Berlin Art Week 2018

Berlin Art Week 2018

Me at the Berlin Art Fair in Tempelhofer Flugfeld

Let’s start with a riddle. If each person had 50 cm table space and the table is 25 meters long with people sitting on both sides of the table, then how many guests attended the carlier gebauer dinner?

On my left side is sitting the founder of INDEX Berlin, Kirsa Geiser. I had imagined the brain behind INDEX to be a severe looking person who doesn’t want to let you in. But instead she is fun and tells me she does most of her work at home on the sofa. Her children hate it: “Oh, you’re at home, mum!” Kirsa gives me good advice: don’t make the artists list too long because then there is no space left on INDEX for the curator’s name.   

On my right side is sitting an art collector and art advisor. She is asked if she enjoyed the art fair. “I liked the building,” she says diplomatically. 

The starter is a soup with yellow peppers and salmon. A. skips it because he doesn’t eat liquid food, he says. The next evening, A. is at the dinner at Blain Southern. It is overbooked and he eats his dinner at the bar. Also here he skips a dish, the main one, but the wine is terrific. 

I want to focus on the food so I point to A. who is sitting in front of me and tell our table companions that A. lived in Dubai. That always does the trick. Eyes go wide open and focus eagerly on A. Freed from social obligations, I concentrate on the delicious lamb with a sauce of dried tomatoes and the chocomousse with caramelized nuts.  

Upon leaving the dinner, I’m looking for artist A. all over the place. The next day I call her to see if she’s ok. Yes, she says, she just left the “french way.”

The opening of the Berlin Art week was at Palais Populaire of the Deutsche Bank on Unter the Linden. I’m not surprised when I’m told it was a most unglamorous event. It’s hard to let glamour in when five German speeches are on the program. 

A few people I meet attended the opening of Agnieszka Polska at Hamburger Bahnhof. They shrug with indifference. 

Also the art fair is unspectacular. What did you expect, A. says, it’s a supermarket, not a place for fresh ideas.

At the art fair we meet art connoisseur A. She asks if we’ve seen the outside sculpture of Cosima von Bonin. It’s ugly, she says with a look of surprise in her eyes. 

At least three people tell me they enjoyed the booth of the Gallery Plan B and admire the way the gallery always manages to bring new artists in. I do so too. This time it’s a Rumanian artist called Victor Ciato who started making abstract drawings under socialist regime. I’m also a fan of Sorana Serban-Chiorean who works at Plan B. She talks about art in a smart way and is always willing to explain.

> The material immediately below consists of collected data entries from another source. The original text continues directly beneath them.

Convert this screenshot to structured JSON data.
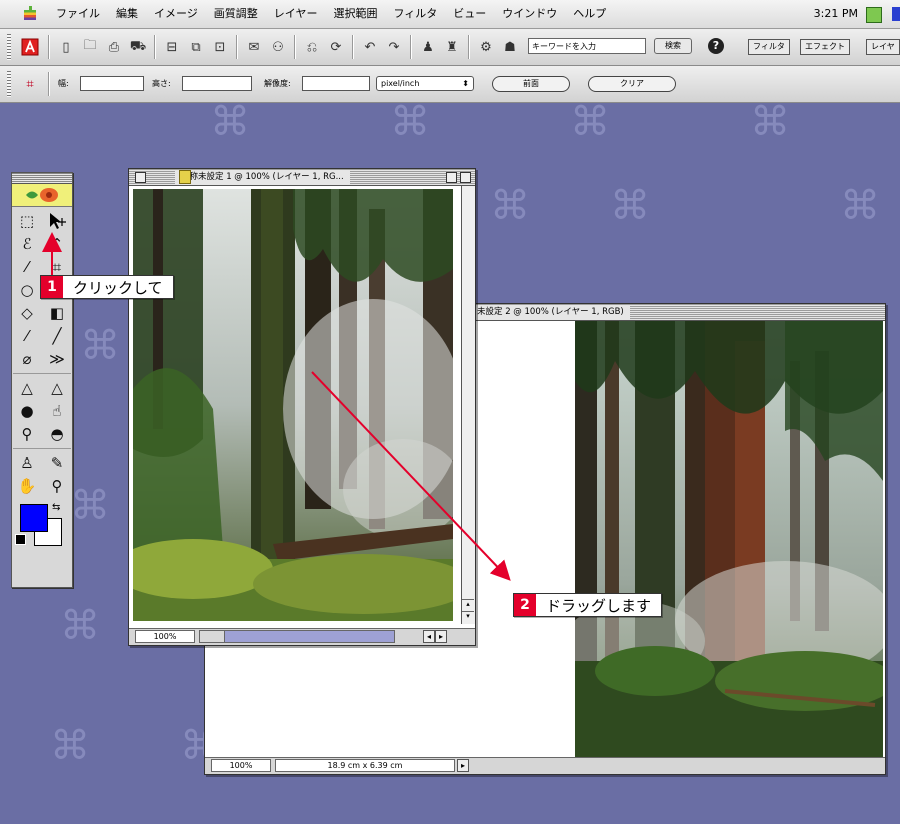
{
  "menubar": {
    "items": [
      "ファイル",
      "編集",
      "イメージ",
      "画質調整",
      "レイヤー",
      "選択範囲",
      "フィルタ",
      "ビュー",
      "ウインドウ",
      "ヘルプ"
    ],
    "clock": "3:21 PM"
  },
  "toolbar": {
    "search_placeholder": "キーワードを入力",
    "search_button": "検索",
    "palette_tabs": [
      "フィルタ",
      "エフェクト",
      "レイヤ"
    ]
  },
  "options_bar": {
    "width_label": "幅:",
    "height_label": "高さ:",
    "resolution_label": "解像度:",
    "unit_select": "pixel/inch",
    "front_button": "前面",
    "clear_button": "クリア"
  },
  "window1": {
    "title": "名称未設定 1 @ 100% (レイヤー 1, RG...",
    "zoom": "100%"
  },
  "window2": {
    "title": "未設定 2 @ 100% (レイヤー 1, RGB)",
    "zoom": "100%",
    "doc_size": "18.9 cm x 6.39 cm"
  },
  "callouts": [
    {
      "num": "1",
      "text": "クリックして"
    },
    {
      "num": "2",
      "text": "ドラッグします"
    }
  ],
  "colors": {
    "desktop": "#6a6ea4",
    "foreground": "#0000ff",
    "background": "#ffffff",
    "callout_red": "#e4002b"
  }
}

Rosemarie Trockel is showing a wall piece with white speech bubbles. It's horrible minimalism but one with a gimmick. The Sprüth Magers employee tells me that when you blow some wind in front of it, the speech bubbles move. She looks scared because she doesn’t want it to move too much in case it breaks. 

How success can ruin the art. On Friday night is the opening night of Lee Bul at Gropius Bau. Whereas her performance work in the 1980s seemed to be real, the work that followed in the 1990s when she got famous, is all glitter, mirror and surface and looks as if it’s made in L.A. It looks like a product for the rich. The annoying thing is that the accompanying wall texts try to give it political content. There are even two spaces dedicated to the political history in Korea and the place of women in Korean society. 

The new director Stephanie Rosenthal gives a speech that disappoints. She mentions the Hitler bunker and the Wall next door. She wants the various exhibitions on the different floors of Gropius Bau (the “Martin” is now left out) to intermingle more with each other. This is a good idea but it looks bad. The archeologic exhibition downstairs sears up high into the Lee Bul space with an old-fashioned bridge next to Bul’s silver zeppelin. 

A woman is on her phone and talking positively about the various exhibitions she saw during the last days, the Gropius one included.  I almost get envious of the naiveté with which she is able to contemplate art. She repeatedly exclaims: “Es ist wahnsinnig schön!”